[closed] Unbound fails to contact root servers? 26.1.7_1

[passeri]

update: Further testing has not reproduced the following so I have marked the topic closed. Cause of the original issue is unknown.

After upgrading to 26.1.7_1 from 26.1.6_2 I found I could no longer resolve DNS names although connectivity was otherwise fine for cached names or for direct IP addresses. Incoming mail to our server also arrived normally during this time.

I added quad9 in System->Settings->General then ticked Override in Services->Unbound->Query forwarding, after which names resolved normally. Switching back to no override stopped it again.

Currently I am functional with the override in place, wondering whether this is a product glitch or something more I need to follow up here?

[lmoore]

I added quad9 in System->Settings->General then ticked Override in Services->Unbound->Query forwarding, after which names resolved normally. Switching back to no override stopped it again.

Interesting. In my environment I've restricted access to DNS servers, and currently only allow select systems access to the Quad9 DNS servers which perform threat-blocking with DNSSEC.

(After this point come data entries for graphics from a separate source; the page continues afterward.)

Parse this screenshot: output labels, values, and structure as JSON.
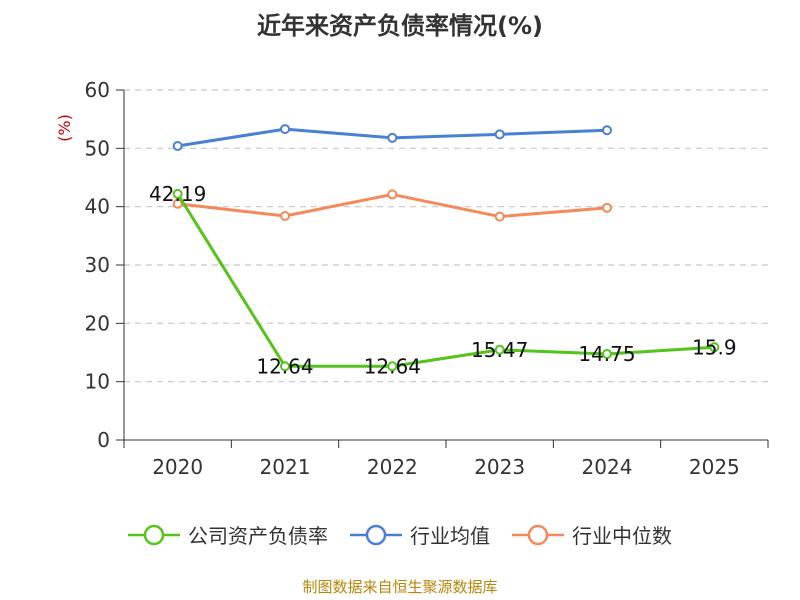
{
  "chart_data": {
    "type": "line",
    "title": "近年来资产负债率情况(%)",
    "ylabel": "(%)",
    "xlabel": "",
    "categories": [
      "2020",
      "2021",
      "2022",
      "2023",
      "2024",
      "2025"
    ],
    "ylim": [
      0,
      60
    ],
    "yticks": [
      "0",
      "10",
      "20",
      "30",
      "40",
      "50",
      "60"
    ],
    "grid": true,
    "legend_position": "bottom",
    "series": [
      {
        "name": "公司资产负债率",
        "color": "#52c41a",
        "values": [
          42.19,
          12.64,
          12.64,
          15.47,
          14.75,
          15.9
        ],
        "data_labels": [
          "42.19",
          "12.64",
          "12.64",
          "15.47",
          "14.75",
          "15.9"
        ]
      },
      {
        "name": "行业均值",
        "color": "#4a7fd6",
        "values": [
          50.4,
          53.3,
          51.8,
          52.4,
          53.1,
          null
        ]
      },
      {
        "name": "行业中位数",
        "color": "#f5895a",
        "values": [
          40.5,
          38.4,
          42.1,
          38.3,
          39.8,
          null
        ]
      }
    ]
  },
  "source_note": "制图数据来自恒生聚源数据库",
  "colors": {
    "y_label": "#cc0000",
    "grid": "#c8c8c8",
    "axis": "#333333",
    "source_note": "#b8860b"
  }
}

On my test system, setting the DNS server in System -> Settings -> General -> DNS Servers to 127.0.0.1, Unbound is attempting to connect to the root servers - this is what you are expecting.

What is your setting for System -> Settings -> General -> DNS server options -> Allow DNS server list to be overridden by DHCP/PPP on WAN?

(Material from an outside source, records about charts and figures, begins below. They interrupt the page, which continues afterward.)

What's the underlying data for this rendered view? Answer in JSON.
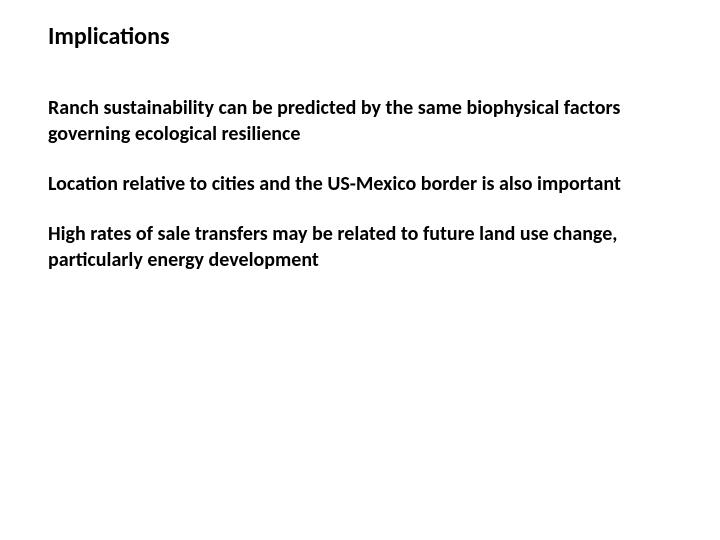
{
  "slide": {
    "title": "Implications",
    "bullets": [
      "Ranch sustainability can be predicted by the same biophysical factors governing ecological resilience",
      "Location relative to cities and the US-Mexico border is also important",
      "High rates of sale transfers may be related to future land use change, particularly energy development"
    ]
  },
  "style": {
    "background_color": "#ffffff",
    "text_color": "#000000",
    "title_fontsize": 24,
    "body_fontsize": 20,
    "font_family": "Calibri, Arial, sans-serif"
  }
}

I've attempted to configure Unbound to forward all other zones, i.e., not local, to an upstream DNS server but this doesn't seem possible in OPNsense - I'll need to do further reading.

In short, I can't set a forward zone of "." to an upstream DNS server such as Quad9.

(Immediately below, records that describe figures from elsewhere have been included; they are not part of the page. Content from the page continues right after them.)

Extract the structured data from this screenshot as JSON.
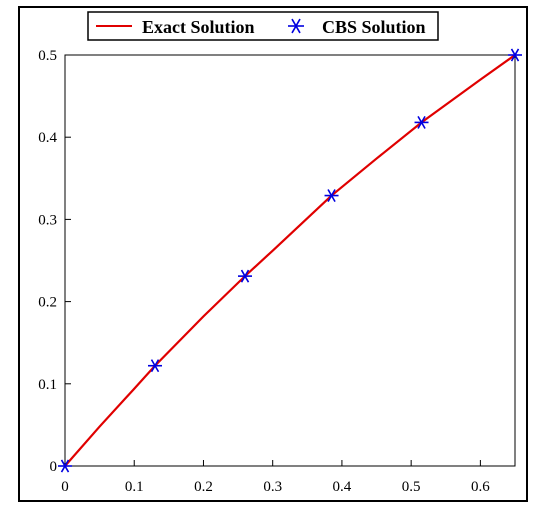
{
  "chart_data": {
    "type": "line",
    "title": "",
    "xlabel": "",
    "ylabel": "",
    "xlim": [
      0,
      0.65
    ],
    "ylim": [
      0,
      0.5
    ],
    "x_ticks": [
      0,
      0.1,
      0.2,
      0.3,
      0.4,
      0.5,
      0.6
    ],
    "y_ticks": [
      0,
      0.1,
      0.2,
      0.3,
      0.4,
      0.5
    ],
    "x_tick_labels": [
      "0",
      "0.1",
      "0.2",
      "0.3",
      "0.4",
      "0.5",
      "0.6"
    ],
    "y_tick_labels": [
      "0",
      "0.1",
      "0.2",
      "0.3",
      "0.4",
      "0.5"
    ],
    "grid": false,
    "legend_position": "top-center",
    "series": [
      {
        "name": "Exact Solution",
        "style": "line",
        "color": "#e00000",
        "x": [
          0,
          0.05,
          0.1,
          0.13,
          0.2,
          0.26,
          0.3,
          0.385,
          0.45,
          0.515,
          0.6,
          0.65
        ],
        "y": [
          0,
          0.048,
          0.094,
          0.122,
          0.182,
          0.231,
          0.262,
          0.329,
          0.374,
          0.418,
          0.47,
          0.5
        ]
      },
      {
        "name": "CBS Solution",
        "style": "marker",
        "marker": "asterisk",
        "color": "#0000e0",
        "x": [
          0,
          0.13,
          0.26,
          0.385,
          0.515,
          0.65
        ],
        "y": [
          0,
          0.122,
          0.231,
          0.329,
          0.418,
          0.5
        ]
      }
    ]
  }
}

I'll reconfigure my production firewall to allow the tests system unrestricted external access for DNS and verify if it can resolve queries using the root servers.

[Edit] Missed the update from the original poster - I'll move on.

[passeri]

What is your setting for System -> Settings -> General -> DNS server options -> Allow DNS server list to be overridden by DHCP/PPP on WAN?

No override.

Yes, my intention was to make the connections to root servers, as Unbound defaults.

configure Unbound to forward all other zones, i.e., not local, to an upstream DNS server but this doesn't seem possible in OPNsense

I am not sure what you mean by this. In my network there is effectively a couple of layers such that the 'green' zone is firewalled from the rest independently from the fact the Opnsense edge router distinguishes three zones in its rules. The internal router caches (as do computers) and addresses all new DNS enquiries directly to the edge Opnsense, where Unbound listens on all interfaces and sends its queries to root servers. Is this the general idea you were discussing?

[lmoore]

I tested enabling the options Use System Nameserver under Query Forwarding and DNS over TLS and reviewed the Unbound configuration files. These options will create the forward-zone for "." and point to the name servers listed in System -> Settings -> General.

Quad9 have a set up guide for various OS's to forward queries to them using DoT. The "full help" for the above options in OPNsense clearly state DoT will never be used for queries to system nameservers.

[passeri]

Nor is it used to visit root servers (my case) which are not part of or listed in system nameservers. Given the addresses to which you finally connect are visible to an ISP, not to mention at the site itself, and I have a static IP, I do not consider DoT to provide any privacy of interest.